Un rapport présenté à la 13e session de la Conférence des Parties (CdP-13) a révélé que jusqu’à 73% des 255 espèces d’oiseaux d’eau migrateurs inscrites étaient en déclin. Les experts ont déclaré que cette perte de biodiversité et d’écosystèmes n’est rien de moins qu’une crise existentielle. Les animaux migrateurs contribuent directement au fonctionnement, à l’équilibre et à la constitution d’écosystèmes sains, offrant à l’humanité d’innombrables avantages. Ce qu’il faut, c’est un cadre qui soutienne la coopération mondiale pour relever le défi mondial.

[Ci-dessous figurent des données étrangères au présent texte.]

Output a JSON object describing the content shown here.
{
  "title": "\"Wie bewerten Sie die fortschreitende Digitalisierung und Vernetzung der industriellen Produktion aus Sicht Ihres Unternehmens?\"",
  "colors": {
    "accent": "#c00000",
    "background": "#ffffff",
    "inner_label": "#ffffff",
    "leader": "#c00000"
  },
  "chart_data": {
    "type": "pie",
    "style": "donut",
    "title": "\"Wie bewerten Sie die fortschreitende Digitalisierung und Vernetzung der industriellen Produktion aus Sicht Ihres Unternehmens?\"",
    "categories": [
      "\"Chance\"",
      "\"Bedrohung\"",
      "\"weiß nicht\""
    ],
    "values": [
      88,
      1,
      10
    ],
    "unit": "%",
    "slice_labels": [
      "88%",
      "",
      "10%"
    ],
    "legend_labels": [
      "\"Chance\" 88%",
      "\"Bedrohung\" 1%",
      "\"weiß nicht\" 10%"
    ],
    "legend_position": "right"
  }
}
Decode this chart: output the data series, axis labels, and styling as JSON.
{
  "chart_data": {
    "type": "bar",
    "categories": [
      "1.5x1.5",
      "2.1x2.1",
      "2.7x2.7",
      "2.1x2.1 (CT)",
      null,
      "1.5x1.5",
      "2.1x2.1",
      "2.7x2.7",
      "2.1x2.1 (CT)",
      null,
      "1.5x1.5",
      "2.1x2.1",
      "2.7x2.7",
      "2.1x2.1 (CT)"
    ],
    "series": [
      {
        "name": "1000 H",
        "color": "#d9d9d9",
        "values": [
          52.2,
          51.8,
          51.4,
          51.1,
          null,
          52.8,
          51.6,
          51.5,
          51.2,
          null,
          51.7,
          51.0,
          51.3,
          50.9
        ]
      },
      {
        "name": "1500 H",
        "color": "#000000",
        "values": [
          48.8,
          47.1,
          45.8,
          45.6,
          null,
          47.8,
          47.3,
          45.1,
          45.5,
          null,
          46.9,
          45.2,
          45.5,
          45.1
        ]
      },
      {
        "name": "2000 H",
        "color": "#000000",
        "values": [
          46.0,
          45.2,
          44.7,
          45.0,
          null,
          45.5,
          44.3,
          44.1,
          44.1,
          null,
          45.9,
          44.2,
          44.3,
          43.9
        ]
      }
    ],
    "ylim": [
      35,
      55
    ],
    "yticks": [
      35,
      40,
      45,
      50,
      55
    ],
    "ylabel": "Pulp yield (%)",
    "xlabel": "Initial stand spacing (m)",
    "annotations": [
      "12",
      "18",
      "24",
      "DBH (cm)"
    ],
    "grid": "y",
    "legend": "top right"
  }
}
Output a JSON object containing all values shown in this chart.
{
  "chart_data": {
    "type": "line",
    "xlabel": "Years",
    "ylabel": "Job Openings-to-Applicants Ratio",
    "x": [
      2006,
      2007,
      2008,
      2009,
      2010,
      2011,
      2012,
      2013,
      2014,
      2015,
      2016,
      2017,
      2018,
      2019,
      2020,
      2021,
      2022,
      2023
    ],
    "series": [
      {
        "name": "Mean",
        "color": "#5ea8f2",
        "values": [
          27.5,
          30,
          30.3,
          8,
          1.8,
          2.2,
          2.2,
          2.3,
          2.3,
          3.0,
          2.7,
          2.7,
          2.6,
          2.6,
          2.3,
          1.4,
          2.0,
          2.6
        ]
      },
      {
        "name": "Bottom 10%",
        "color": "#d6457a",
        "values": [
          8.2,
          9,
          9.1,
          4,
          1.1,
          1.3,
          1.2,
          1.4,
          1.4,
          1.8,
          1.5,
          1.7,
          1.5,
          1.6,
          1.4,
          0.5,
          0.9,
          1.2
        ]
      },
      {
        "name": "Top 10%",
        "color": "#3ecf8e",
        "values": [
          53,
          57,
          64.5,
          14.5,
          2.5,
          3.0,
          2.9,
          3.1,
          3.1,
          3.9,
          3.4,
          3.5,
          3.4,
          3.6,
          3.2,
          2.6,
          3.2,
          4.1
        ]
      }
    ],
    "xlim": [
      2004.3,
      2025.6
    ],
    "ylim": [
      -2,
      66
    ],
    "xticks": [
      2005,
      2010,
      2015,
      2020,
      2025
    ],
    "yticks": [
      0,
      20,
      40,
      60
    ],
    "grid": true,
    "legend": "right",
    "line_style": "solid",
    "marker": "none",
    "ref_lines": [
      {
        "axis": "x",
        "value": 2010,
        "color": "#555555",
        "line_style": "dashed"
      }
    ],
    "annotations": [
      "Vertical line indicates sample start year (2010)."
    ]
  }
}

La Fondation Dodo Live veut donc protéger davantage les oiseaux migrateurs ?
La Fondation Dodo Live estime que la pollution doit être prise plus au sérieux et que les oiseaux migrateurs qui viennent sur ces côtes depuis des millénaires doivent être protégés. Nous critiquons à juste titre l’exploitation irréfléchie de la faune par les premiers visiteurs européens sur nos côtes, ce qui a conduit à l’extinction de trop d’espèces, y compris le dodo, dont le nom n’est pas synonyme d’extinction. Mais sommes-nous meilleurs si nous fermons les yeux sur les dommages que le développement humain peut causer aux oiseaux migrateurs ?
Parce que les espèces migratrices traversent les frontières nationales et même continentales, nous devons nous unir à la communauté mondiale pour protéger les oiseaux migrateurs, leurs habitats et la vie humaine. Dans d’autres parties du monde, le coût élevé de l’indemnisation pour l’impact des déversements d’hydrocarbures a été une incitation majeure pour les entreprises qui manipulent du pétrole à réduire leurs risques d’être prises au dépourvu par des événements comme l’incident de l’estuaire du Rivulet Terre-Rouge. Nous devons faire de même pour le bien de notre peuple, pour le bien de la faune et pour l’avenir de belles îles fragiles comme Maurice.

Quel lien faites-vous entre les oiseaux et la vie humaine ?
Laissez-moi vous dire qu’il y a au moins 45 millions d’insectes dans le monde. S’il n’y a pas d’oiseaux pour maintenir un équilibre, nous serons envahis par des insectes. Pour vous citer un exemple. En Chine, un fermier avait constaté que les moineaux mangeaient les grains qu’ils produisaient et s’en est plaint auprès du ministre de l’Agriculture. Ce dernier a constaté que les moineaux mangeaient 1% de la production. Il avait donc encouragé tout le monde à tuer les moineaux. La conséquence est qu’il y a eu une prolifération d’insectes qui, à leur tour, consommaient 80% de la production. Voilà ce qui se passe lorsqu’il y a un déséquilibre. Le gouvernement a été obligé de réintroduire les oiseaux pour rétablir l’équilibre.